Tell me it ain't so! If I lose my faith in science, what else is left for me to consider as my religion? We found out God was a hypocrite (if not a lier)...and now scientists too?

Ken Weiss said...

We know that science is very successful in many areas, especially in technology where things either work or they don't (whether or not we really understand the reasons).

The non-blatant issues we raise here apply to complex questions where, perhaps especially these days, there are many pressures to 'produce'.

We're not saying that all science is bad, or dishonest. Not at all! But we are saying that we're all only human, we hunger for success, and we see things through those lenses. We're in such a system these days that many scientists are well aware of the truth-shaping that goes on and that they do. But some of it is done unawares, perhaps more so than in the less pressured past, when science was more the playground of the idle wealthy.
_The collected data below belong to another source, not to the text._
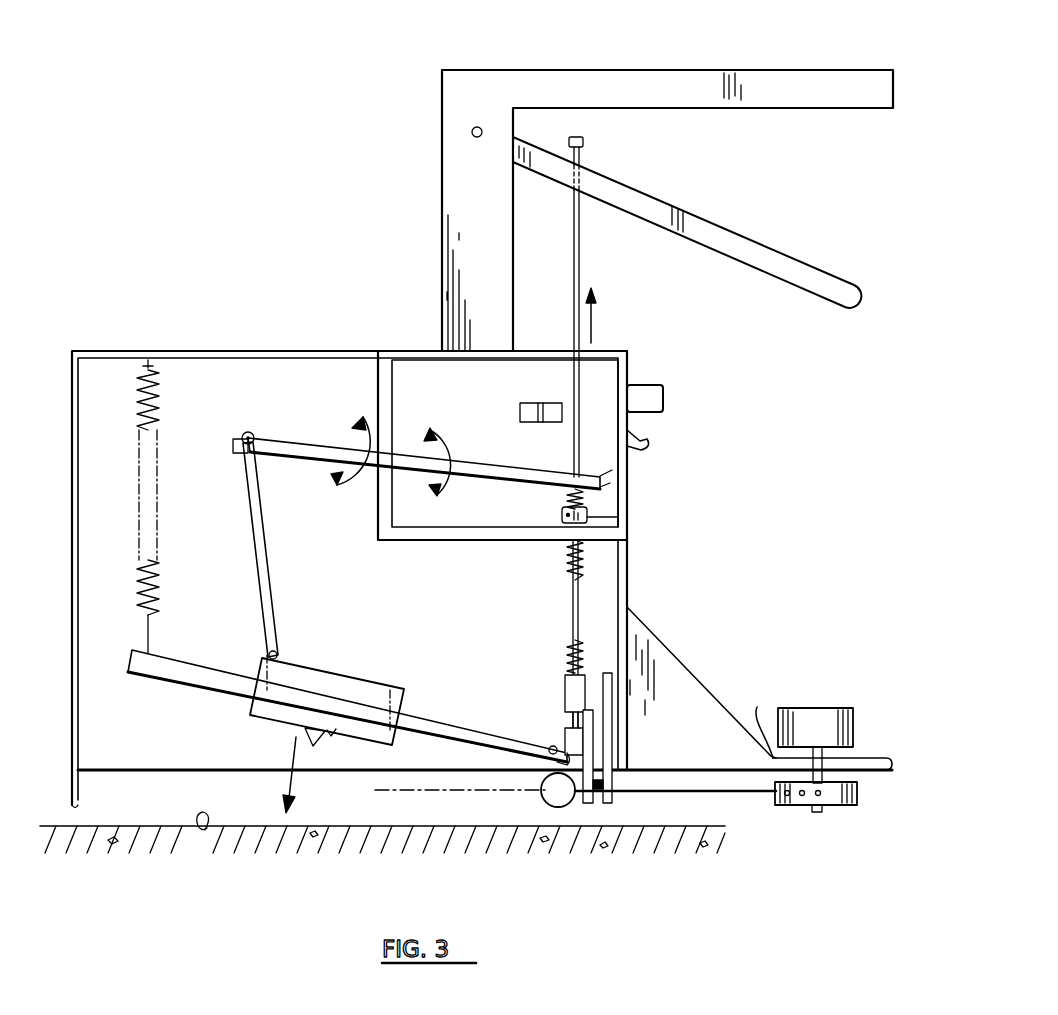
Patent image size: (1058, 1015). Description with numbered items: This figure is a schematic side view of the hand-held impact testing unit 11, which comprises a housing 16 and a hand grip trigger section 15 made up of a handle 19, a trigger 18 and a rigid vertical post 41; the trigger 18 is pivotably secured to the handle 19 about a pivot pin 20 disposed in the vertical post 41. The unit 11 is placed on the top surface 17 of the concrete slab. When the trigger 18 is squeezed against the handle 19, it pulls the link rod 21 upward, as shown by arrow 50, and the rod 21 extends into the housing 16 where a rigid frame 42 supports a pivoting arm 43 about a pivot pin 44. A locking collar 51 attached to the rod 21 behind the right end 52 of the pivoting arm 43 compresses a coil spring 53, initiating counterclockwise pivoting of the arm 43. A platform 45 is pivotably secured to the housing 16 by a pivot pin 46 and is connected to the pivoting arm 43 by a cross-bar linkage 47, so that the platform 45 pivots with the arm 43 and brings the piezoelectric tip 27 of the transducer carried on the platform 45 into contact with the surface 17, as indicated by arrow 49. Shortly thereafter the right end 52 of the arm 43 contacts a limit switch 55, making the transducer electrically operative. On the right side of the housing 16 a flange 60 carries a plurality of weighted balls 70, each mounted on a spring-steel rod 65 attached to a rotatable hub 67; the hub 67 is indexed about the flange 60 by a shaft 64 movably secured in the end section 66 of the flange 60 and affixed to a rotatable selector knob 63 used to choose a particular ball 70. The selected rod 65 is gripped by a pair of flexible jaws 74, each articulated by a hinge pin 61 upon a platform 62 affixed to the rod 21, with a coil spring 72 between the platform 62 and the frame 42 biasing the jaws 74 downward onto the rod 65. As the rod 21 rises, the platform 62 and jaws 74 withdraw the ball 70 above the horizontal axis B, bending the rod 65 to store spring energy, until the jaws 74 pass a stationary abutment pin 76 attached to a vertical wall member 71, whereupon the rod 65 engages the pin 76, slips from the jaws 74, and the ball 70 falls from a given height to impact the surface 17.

The hand-held unit 11 is at (795, 414).
The trigger 15 is at (797, 192).
The housing 16 is at (628, 580).
The top surface 17 is at (205, 832).
The trigger 18 is at (792, 252).
The handle 19 is at (692, 72).
The pivot pin 20 is at (470, 132).
The link rod 21 is at (581, 270).
The piezoelectric tip 27 is at (333, 737).
The rigid vertical post 41 is at (452, 236).
The rigid frame 42 is at (378, 531).
The pivoting arm 43 is at (484, 477).
The pivot pin 44 is at (390, 458).
The platform 45 is at (194, 665).
The pivot pin 46 is at (550, 757).
The cross-bar linkage 47 is at (277, 607).
The arrow 49 is at (292, 740).
The arrow 50 is at (593, 327).
The locking collar 51 is at (595, 516).
The right end 52 is at (604, 478).
The coil spring 53 is at (583, 496).
The limit switch 55 is at (535, 403).
The flange 60 is at (672, 672).
The hinge pin 61 is at (567, 719).
The platform 62 is at (567, 690).
The selector knob 63 is at (812, 716).
The shaft 64 is at (751, 719).
The spring-steel rod 65 is at (688, 795).
The end section 66 is at (872, 760).
The rotatable hub 67 is at (854, 800).
The weighted ball 70 is at (562, 808).
The vertical wall member 71 is at (612, 790).
The coil spring 72 is at (570, 616).
The flexible jaws 74 is at (591, 742).
The abutment pin 76 is at (603, 782).
The horizontal axis B is at (428, 787).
One of the first to recognize this kind of thing in a systematic way was Ludwik Fleck in the 1930s who wrote a book about how syphilis was approached and a test for it developed. The later presentation of similar ideas was the famous book by Thomas Kuhn about scientific 'revolutions.'

These works changed the nature of history and philosophy of science, from studies about how we discover the objective facts of nature, to about how our attempts to such discoveries are part of a social fabric that affects what gets done and how it's interpreted.